8: These companies have diverse product lines. They have less fluctuation in stock price and less volatility. I am not saying these are guaranteed safe stocks, but they tend to have steady long-term returns. It means you will see the returns in the long run. Mid-cap companies are valued anywhere from $1 billion to $5 billion. These are companies with more growth potential than large-cap companies and are less risky than small-cap companies. Examples are Priceline.com and Marvel Entertainment. Small-cap companies are valued under $1 billion. Finally, there’s the “baby” of them all, the micro-cap company. These companies are valued at $300 million or under. The above two types of companies are risky, because of their exposure to risk. If the economy goes sour, the value of these stocks will decline faster and they are more likely to fail. On the other hand, they typically have great the potential to grow, which translates into high potential earnings and potential millionaires.
9: These companies are sensitive to any news affecting their industry, which can cause small-cap and micro-cap companies’ stock prices to explode if favorable. If a small-cap pharmaceutical company discovers a vaccine for AIDS, its stock price will shoot up. Are stocks stylish? Stocks may not be dressed in Robert Cavalli with Jimmy Choo shoes accessorized with one-carat princess cut diamond earrings, but they do have style! Depending on your risk tolerance and investment objective, you will need to assess your investment portfolio; risk has a direct relationship to your age. Remember, you are in it for the long haul.

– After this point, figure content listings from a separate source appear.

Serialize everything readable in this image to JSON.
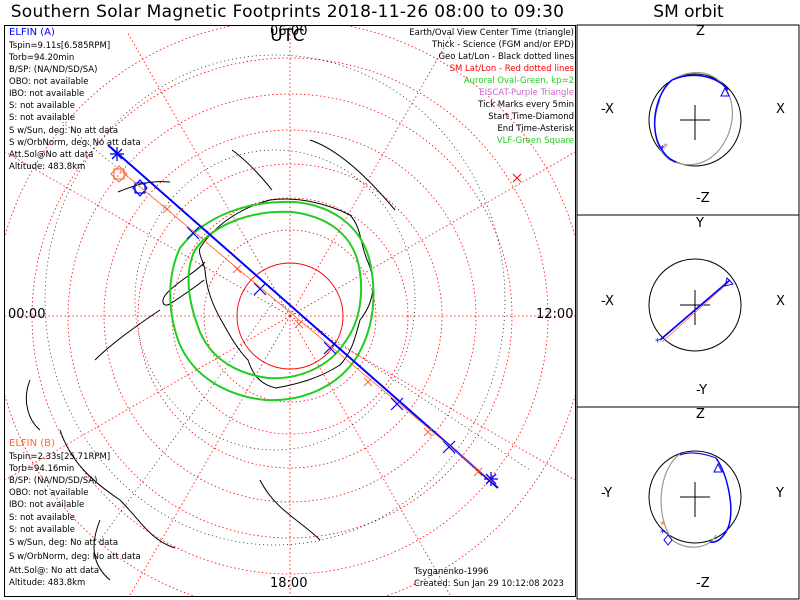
{
  "header": {
    "title": "Southern Solar Magnetic Footprints 2018-11-26 08:00 to 09:30 UTC",
    "orbit_title": "SM orbit"
  },
  "map": {
    "hour_labels": {
      "top": "06:00",
      "left": "00:00",
      "right": "12:00",
      "bottom": "18:00"
    }
  },
  "legend": {
    "items": [
      {
        "text": "Earth/Oval View Center Time (triangle)",
        "color": "#000000"
      },
      {
        "text": "Thick - Science (FGM and/or EPD)",
        "color": "#000000"
      },
      {
        "text": "Geo Lat/Lon - Black dotted lines",
        "color": "#000000"
      },
      {
        "text": "SM Lat/Lon - Red dotted lines",
        "color": "#ff0000"
      },
      {
        "text": "Auroral Oval-Green, kp=2",
        "color": "#22cc22"
      },
      {
        "text": "EISCAT-Purple Triangle",
        "color": "#cc66cc"
      },
      {
        "text": "Tick Marks every 5min",
        "color": "#000000"
      },
      {
        "text": "Start Time-Diamond",
        "color": "#000000"
      },
      {
        "text": "End Time-Asterisk",
        "color": "#000000"
      },
      {
        "text": "VLF-Green Square",
        "color": "#22cc22"
      }
    ]
  },
  "probe_a": {
    "name": "ELFIN (A)",
    "color": "#0000ff",
    "lines": [
      "Tspin=9.11s[6.585RPM]",
      "Torb=94.20min",
      "B/SP: (NA/ND/SD/SA)",
      "OBO: not available",
      "IBO: not available",
      "S: not available",
      "S: not available",
      "S w/Sun, deg: No att data",
      "S w/OrbNorm, deg: No att data",
      "Att.Sol@No att data",
      "Altitude: 483.8km"
    ]
  },
  "probe_b": {
    "name": "ELFIN (B)",
    "color": "#ff6633",
    "lines": [
      "Tspin=2.33s[25.71RPM]",
      "Torb=94.16min",
      "B/SP: (NA/ND/SD/SA)",
      "OBO: not available",
      "IBO: not available",
      "S: not available",
      "S: not available",
      "S w/Sun, deg: No att data",
      "S w/OrbNorm, deg: No att data",
      "Att.Sol@: No att data",
      "Altitude: 483.8km"
    ]
  },
  "footer": {
    "model": "Tsyganenko-1996",
    "created": "Created: Sun Jan 29 10:12:08 2023"
  },
  "orbit_panels": [
    {
      "top": "Z",
      "bottom": "-Z",
      "left": "-X",
      "right": "X"
    },
    {
      "top": "Y",
      "bottom": "-Y",
      "left": "-X",
      "right": "X"
    },
    {
      "top": "Z",
      "bottom": "-Z",
      "left": "-Y",
      "right": "Y"
    }
  ],
  "colors": {
    "elfin_a": "#0000ff",
    "elfin_b": "#ff6633",
    "sm_grid": "#ff0000",
    "auroral_oval": "#22cc22"
  },
  "icons": [
    "start-diamond-icon",
    "end-asterisk-icon",
    "view-center-triangle-icon"
  ]
}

Knowing the different styles of stocks can guide you to a better understanding and help you choose the stocks that match your risk tolerance and investment objectives.

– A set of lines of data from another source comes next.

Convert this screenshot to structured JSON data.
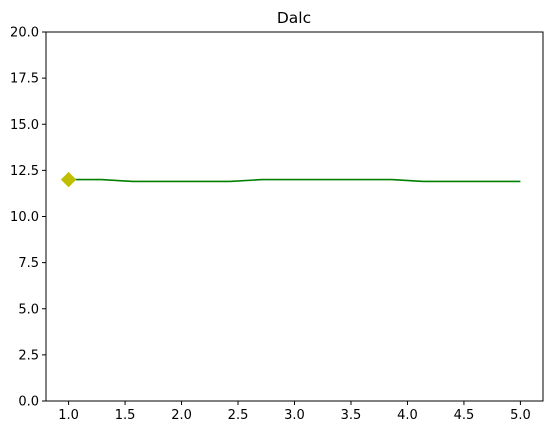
{
  "chart_data": {
    "type": "line",
    "title": "Dalc",
    "xlabel": "",
    "ylabel": "",
    "xlim": [
      0.8,
      5.2
    ],
    "ylim": [
      0.0,
      20.0
    ],
    "x_ticks": [
      "1.0",
      "1.5",
      "2.0",
      "2.5",
      "3.0",
      "3.5",
      "4.0",
      "4.5",
      "5.0"
    ],
    "y_ticks": [
      "0.0",
      "2.5",
      "5.0",
      "7.5",
      "10.0",
      "12.5",
      "15.0",
      "17.5",
      "20.0"
    ],
    "grid": false,
    "series": [
      {
        "color": "#008000",
        "x": [
          1.0,
          1.29,
          1.57,
          1.86,
          2.14,
          2.43,
          2.71,
          3.0,
          3.29,
          3.57,
          3.86,
          4.14,
          4.43,
          4.71,
          5.0
        ],
        "y": [
          12.0,
          12.0,
          11.9,
          11.9,
          11.9,
          11.9,
          12.0,
          12.0,
          12.0,
          12.0,
          12.0,
          11.9,
          11.9,
          11.9,
          11.9
        ]
      }
    ],
    "markers": [
      {
        "shape": "diamond",
        "color": "#bfbf00",
        "x": 1.0,
        "y": 12.0
      }
    ]
  }
}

10: Styles of Stocks Value Stocks. Many value stocks are considered blue-chip and large-cap stocks. Many of them are household names. Value stocks are less risky than growth stocks. They have a higher dividend yield and low price-to-earnings ratio (P/E ratio). They also have less fluctuation in price. Let me illustrate; General Electric is a large value stock. Why is it considered a value stock? An old, established company, it experiences fluctuation; that is maybe the earnings fell a little flat or maybe its commercial finance side has slowed down. Perhaps GE messed up somewhere.

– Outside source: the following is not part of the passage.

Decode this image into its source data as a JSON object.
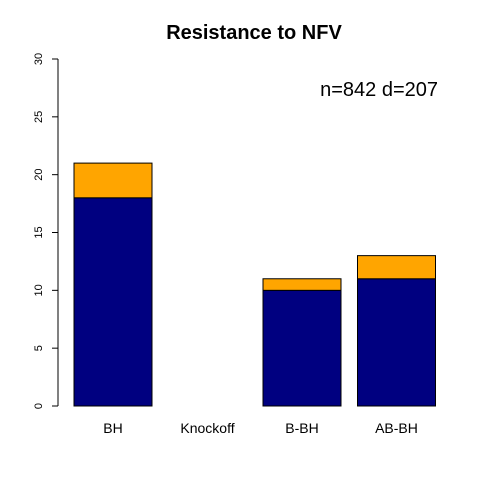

11: A value investor might decide that GE is worth more, because its underlying business is still sound. Its true worth is not reflected in the stock price. Growth Stocks. They are the opposite of value. Simple enough? No? Okay. Think of technology companies like Cisco. Also, mid-cap companies are usually growth stocks. They have the potential to grow their earnings. Typically, these companies are in their growth stage. Usually they don’t pay dividends; they use the money to reinvest in the company’s expansion; hence, growth. They have a higher P/E ratio and are more volatile than value stocks.